Choosing the Right Material

“We started research at university, while we also studied how other companies on the market operate and detected their errors meticulously,” Andrássy tells the Budapest Business Journal. “We figured it all comes down to choosing the right material to work with, as this is how you can keep costs down and serve price-sensitive customers best.”

The market looks huge: in Hungary only there are more than 15,000 telco sites where the technology could be utilized, whereas more than a million such facilities exist all over Europe. Another target group is bitcoin miners, for whom it is also crucial to keep energy bills down in their vast server farms.

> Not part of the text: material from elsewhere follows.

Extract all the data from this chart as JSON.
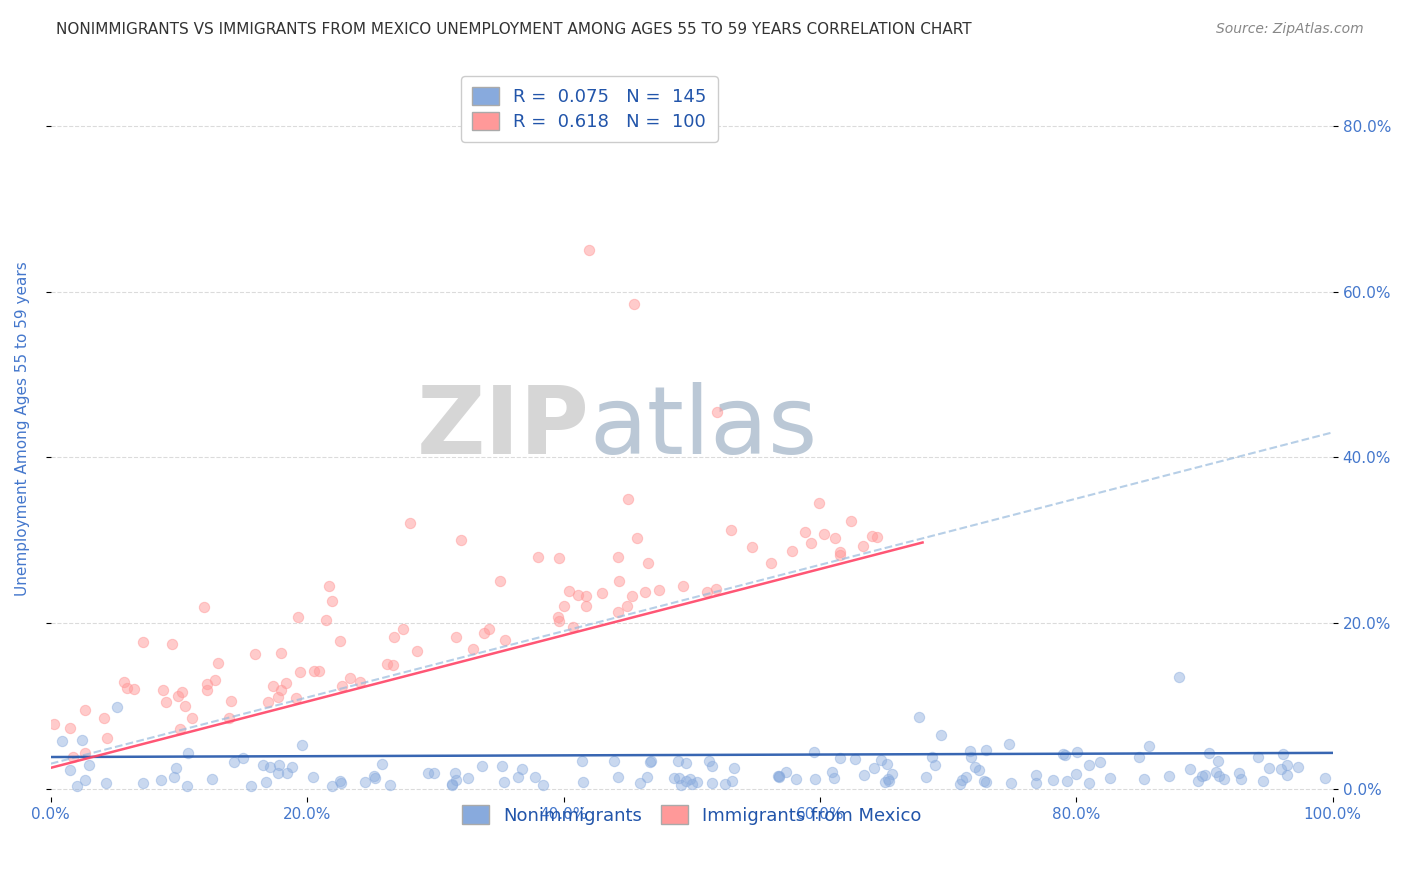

The next step is to get the first pilot projects running using existing prototypes. Heat Ventors is negotiating with several local telcos and players in the energy industry. Andrássy says lucrative contracts are in sight not only in Hungary, but also from neighboring countries, the US and China. “Depending on the technology our potential customers use, energy savings may reach up to 70%,” the co-founder CEO says.

An alternative smaller scale go-to-market route could be developing products for household applications. This would pave the way to selling licenses and blueprints of the technology to manufacturers with access to consumer markets. Negotiations with Hajdú, a Hungarian water heat storage manufacturer, point in that direction. It sells more than 300,000 storage units per year and projects demand for up to 30,000 HeatTANK units.

The founders are trained engineers, but decided to master business skills in a series of incubation and accelerator programs to scale up their venture. Their determination has been rewarded with six startup competition awards, among them the first prize from EIT InnoEnergy PowerUP! contest. In fact, the latter organization has recently committed itself to fund the project with EUR 150,000. That and an additional EUR 100,000 funding from two Finnish angel investors in the pipeline should put Heat Ventors on the right track to gain market traction and live up it its potential.